To further facilitate understanding of the above process, the following is exemplified:

taking a certain scene in a movie video as an example, the voice recognition unit 5 recognizes dialogue voice in the scene and converts the dialogue voice into text in real time, the lip language recognition unit 6 recognizes lip language actions in the scene and recognizes a plurality of sets of consecutive lip language actions, the calibration matching unit 7 counts the running time of each set of consecutive lip language actions as the appearance time of the subtitle, then the subtitle insertion unit 8 calls the text converted by the corresponding voice recognition as the subtitle, for example, the starting time of one set of consecutive lip language actions is the third minute of the video, the ending time is the third minute of the video and twenty seconds, the appearance time of the subtitle is the third minute, the ending time is the third twentieth seconds, the subtitle insertion unit 8 selects the text generated by three-to-twenty-second voice recognition to insert into the video, and so on until all pictures of the consecutive lip language actions are inserted with matching text of matching time, the output subsystem 4 performs video output.

The present invention is not limited to the above embodiments, and any modifications, equivalent replacements, improvements, etc. within the spirit and principle of the present invention should be included in the protection scope of the present invention.

Claims

1. The utility model provides an intelligent subtitle matching system for movie & TV later stage which characterized in that: the system comprises an input subsystem (1), an identification subsystem (2), a subtitle matching subsystem (3) and an output subsystem (4), wherein the input subsystem (1) is used for selecting and inputting a movie video to be processed, the identification subsystem (2) is used for carrying out voice identification and lip language identification on the movie video, the subtitle matching subsystem (3) is used for carrying out automatic matching generation on a movie video subtitle according to data identified by the identification subsystem, and the output subsystem (4) is used for carrying out final output on the movie video with the subtitle.

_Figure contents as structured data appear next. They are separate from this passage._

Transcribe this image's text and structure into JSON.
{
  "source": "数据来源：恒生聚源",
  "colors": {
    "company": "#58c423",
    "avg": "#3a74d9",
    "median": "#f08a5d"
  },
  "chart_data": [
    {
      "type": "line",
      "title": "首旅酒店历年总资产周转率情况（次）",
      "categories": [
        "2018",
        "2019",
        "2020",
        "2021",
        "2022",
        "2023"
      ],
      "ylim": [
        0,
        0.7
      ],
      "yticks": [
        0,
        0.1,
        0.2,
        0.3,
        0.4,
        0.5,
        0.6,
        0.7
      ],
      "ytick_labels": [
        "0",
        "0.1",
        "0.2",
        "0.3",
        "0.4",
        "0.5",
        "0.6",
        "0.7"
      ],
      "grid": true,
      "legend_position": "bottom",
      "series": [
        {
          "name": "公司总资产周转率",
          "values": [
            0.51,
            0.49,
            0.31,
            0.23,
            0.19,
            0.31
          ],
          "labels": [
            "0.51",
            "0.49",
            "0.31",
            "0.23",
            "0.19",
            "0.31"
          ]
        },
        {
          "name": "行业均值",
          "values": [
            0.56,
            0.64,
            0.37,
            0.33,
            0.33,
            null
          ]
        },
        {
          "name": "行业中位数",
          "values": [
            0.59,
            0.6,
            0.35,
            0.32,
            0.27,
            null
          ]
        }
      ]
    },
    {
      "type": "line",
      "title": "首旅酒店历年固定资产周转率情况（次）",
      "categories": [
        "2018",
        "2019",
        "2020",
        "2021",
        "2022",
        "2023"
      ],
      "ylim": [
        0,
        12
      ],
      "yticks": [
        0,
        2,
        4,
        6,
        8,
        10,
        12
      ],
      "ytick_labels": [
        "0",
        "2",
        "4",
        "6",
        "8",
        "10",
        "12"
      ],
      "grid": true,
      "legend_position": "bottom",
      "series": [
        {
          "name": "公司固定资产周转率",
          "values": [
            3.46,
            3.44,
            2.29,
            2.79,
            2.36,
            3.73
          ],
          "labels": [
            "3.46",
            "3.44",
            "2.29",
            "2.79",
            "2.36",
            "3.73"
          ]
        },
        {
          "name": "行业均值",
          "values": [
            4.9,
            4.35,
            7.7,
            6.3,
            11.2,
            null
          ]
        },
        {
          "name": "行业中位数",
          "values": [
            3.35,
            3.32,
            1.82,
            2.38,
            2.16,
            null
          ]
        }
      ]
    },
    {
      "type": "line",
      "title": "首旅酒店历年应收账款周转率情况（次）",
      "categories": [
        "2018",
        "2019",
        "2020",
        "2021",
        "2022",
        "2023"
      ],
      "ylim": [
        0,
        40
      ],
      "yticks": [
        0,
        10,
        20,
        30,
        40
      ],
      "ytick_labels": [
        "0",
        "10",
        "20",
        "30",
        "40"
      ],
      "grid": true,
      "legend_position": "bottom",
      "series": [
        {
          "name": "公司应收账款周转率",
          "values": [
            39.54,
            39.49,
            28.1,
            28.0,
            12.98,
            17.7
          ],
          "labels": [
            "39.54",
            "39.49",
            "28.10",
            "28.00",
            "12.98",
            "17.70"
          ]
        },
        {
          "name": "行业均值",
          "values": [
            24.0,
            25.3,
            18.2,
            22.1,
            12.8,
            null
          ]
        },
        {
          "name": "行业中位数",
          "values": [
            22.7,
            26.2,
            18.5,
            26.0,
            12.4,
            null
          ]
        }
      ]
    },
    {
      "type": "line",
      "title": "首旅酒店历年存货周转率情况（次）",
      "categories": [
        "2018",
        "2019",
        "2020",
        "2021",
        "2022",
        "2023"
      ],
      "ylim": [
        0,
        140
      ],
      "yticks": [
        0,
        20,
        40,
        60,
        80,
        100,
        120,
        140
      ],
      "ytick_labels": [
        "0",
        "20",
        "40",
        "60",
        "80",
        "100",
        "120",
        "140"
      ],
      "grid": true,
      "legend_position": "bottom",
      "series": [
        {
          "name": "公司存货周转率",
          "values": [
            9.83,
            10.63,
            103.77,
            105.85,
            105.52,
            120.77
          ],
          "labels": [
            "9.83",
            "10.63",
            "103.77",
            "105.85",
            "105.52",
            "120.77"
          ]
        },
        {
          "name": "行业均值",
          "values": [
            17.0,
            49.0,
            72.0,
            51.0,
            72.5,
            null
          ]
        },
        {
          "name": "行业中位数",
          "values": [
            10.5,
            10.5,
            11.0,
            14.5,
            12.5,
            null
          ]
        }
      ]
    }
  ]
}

2. The system for matching smart subtitles in the late stage of movie and television according to claim 1, wherein: the recognition subsystem (2) comprises a voice recognition unit (5) and a lip language recognition unit (6), wherein the voice recognition unit (5) is used for recognizing voice in the movie and television video and generating the voice into a text in real time, and the lip language recognition unit (6) is used for recognizing lip language in the movie and television video frame by frame.

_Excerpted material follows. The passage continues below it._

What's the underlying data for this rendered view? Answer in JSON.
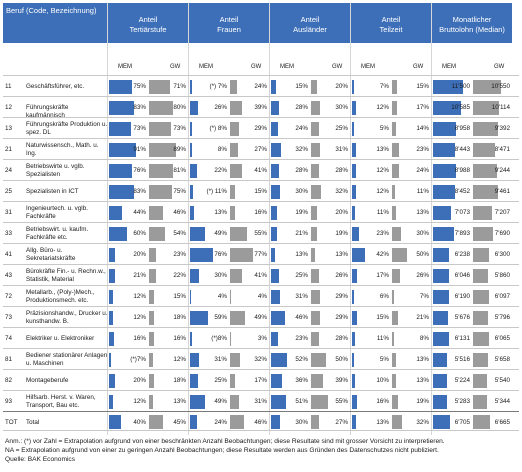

3. The system for matching smart subtitles in the late stage of movie and television according to claim 2, wherein: the recognition subsystem (2) further comprises a text conversion unit (10), and the text conversion unit (10) is used for freely converting or matching texts generated by speech recognition in different languages.

4. The system for matching smart subtitles in the late stage of movie and television according to claim 2, wherein: the subtitle matching subsystem (3) comprises a calibration matching unit (7) and a subtitle inserting unit (8), wherein the calibration matching unit (7) is used for calibrating and matching the subtitle time of a specific scene according to the lip language recognition time of the lip language recognition unit, and the subtitle inserting unit (8) is used for inserting a text segment of a text generated by voice recognition and corresponding to a time point into each scene.

5. The system for matching smart subtitles in the late stage of movie and television according to claim 4, wherein: the subtitle matching subsystem (3) further comprises a subtitle editing unit (9), and the subtitle editing unit (9) is used for editing and modifying the position and size characteristics of the subtitles generated in the movie and television videos.